Remember back in early June when Trump was busy shooting himself in the foot over Judge Curiel? Some of his surrogates wisely thought he’d be better off dropping the subject. Instead, Trump reportedly ordered them on a conference call to back him up, going so far as to overrule a memo that his own campaign had circulated encouraging his allies to duck the topic in interviews going forward. Maybe the word went out this week along the same lines that he’s not going to let Clinton cow him into silence about Machado and that he doesn’t want his surrogates looking cowed either. That’s the best I can do to explain why a former Speaker of the House turned presidential candidate turned VP shortlister would decide to start musing publicly about how fat is too fat for a beauty queen. And even then, if Newt really has no choice but to talk about Machado, wouldn’t he be better off focusing on the whole “murder accomplice/judge threatener” part of her past to try to destroy her credibility?
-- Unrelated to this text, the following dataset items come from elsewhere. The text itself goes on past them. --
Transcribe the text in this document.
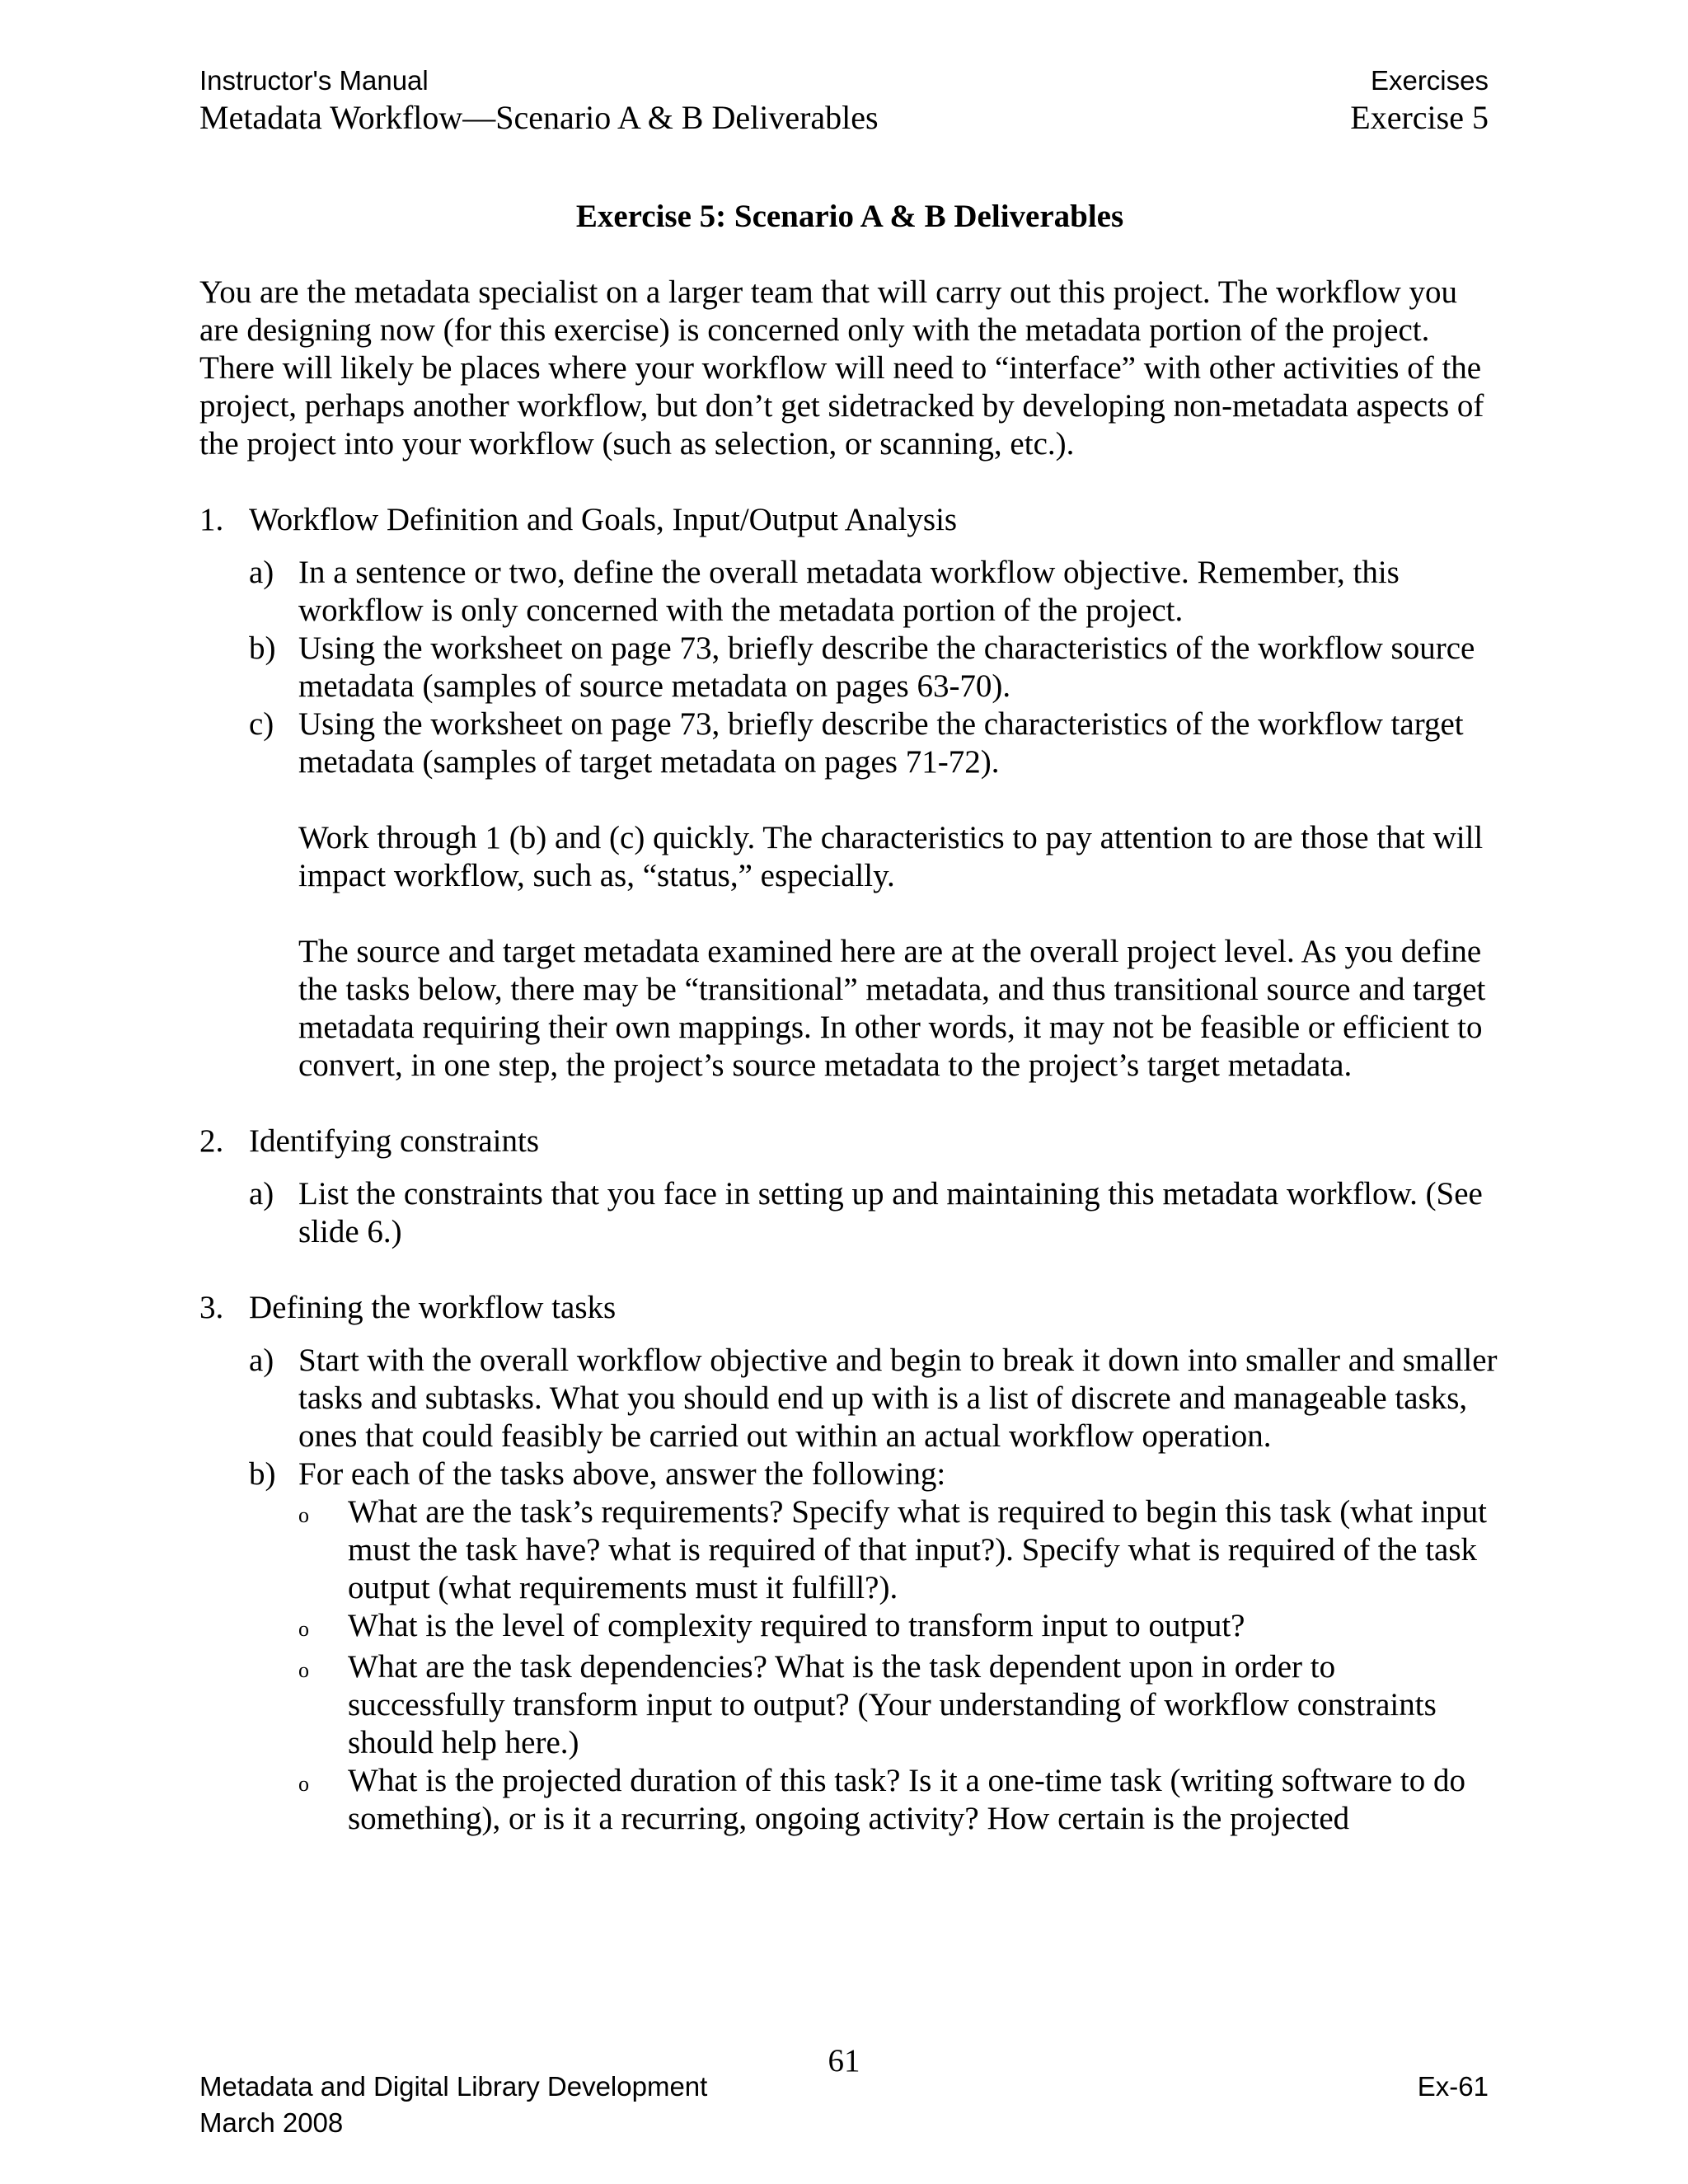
Instructor's Manual	Exercises
Metadata Workflow—Scenario A & B Deliverables	Exercise 5
Exercise 5: Scenario A & B Deliverables
You are the metadata specialist on a larger team that will carry out this project. The workflow you are designing now (for this exercise) is concerned only with the metadata portion of the project. There will likely be places where your workflow will need to “interface” with other activities of the project, perhaps another workflow, but don’t get sidetracked by developing non-metadata aspects of the project into your workflow (such as selection, or scanning, etc.).
1. Workflow Definition and Goals, Input/Output Analysis
a) In a sentence or two, define the overall metadata workflow objective. Remember, this workflow is only concerned with the metadata portion of the project.
b) Using the worksheet on page 73, briefly describe the characteristics of the workflow source metadata (samples of source metadata on pages 63-70).
c) Using the worksheet on page 73, briefly describe the characteristics of the workflow target metadata (samples of target metadata on pages 71-72).
Work through 1 (b) and (c) quickly. The characteristics to pay attention to are those that will impact workflow, such as, “status,” especially.
The source and target metadata examined here are at the overall project level. As you define the tasks below, there may be “transitional” metadata, and thus transitional source and target metadata requiring their own mappings. In other words, it may not be feasible or efficient to convert, in one step, the project’s source metadata to the project’s target metadata.
2. Identifying constraints
a) List the constraints that you face in setting up and maintaining this metadata workflow. (See slide 6.)
3. Defining the workflow tasks
a) Start with the overall workflow objective and begin to break it down into smaller and smaller tasks and subtasks. What you should end up with is a list of discrete and manageable tasks, ones that could feasibly be carried out within an actual workflow operation.
b) For each of the tasks above, answer the following:
o	What are the task’s requirements? Specify what is required to begin this task (what input must the task have? what is required of that input?). Specify what is required of the task output (what requirements must it fulfill?).
o	What is the level of complexity required to transform input to output?
o	What are the task dependencies? What is the task dependent upon in order to successfully transform input to output? (Your understanding of workflow constraints should help here.)
o	What is the projected duration of this task? Is it a one-time task (writing software to do something), or is it a recurring, ongoing activity? How certain is the projected
61
Metadata and Digital Library Development	Ex-61
March 2008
The more hits Trump takes over Machado, the more likely it is that he’s going to lash out at the next debate and attack Hillary over Monica Lewinsky and Juanita Broaddrick. Republicans are urging him not to do that, but I don’t think Trump can bear to hold fire in a debate about sexism when he has ammo like that. The curious thing is that Hillary must have expected that he’d react that way when she set the trap involving Machado, which means that she thinks she’s going to win an exchange with Trump over Bill’s misbehavior too. Monica et al. could be a secondary trap here, in other words, set because Hillary thinks the subject will make her seem sympathetic. That’s possible, but not necessarily true: The argument against Hillary is that she’s a phony feminist in having worked behind the scenes to destroy the credibility of women who accused her husband of indiscretions, harassment, and even rape. Maybe Clinton thinks she can use all of that to turn the focus back onto Trump’s own private life? I don’t know. Bill’s misdeeds are a fraught topic for both sides.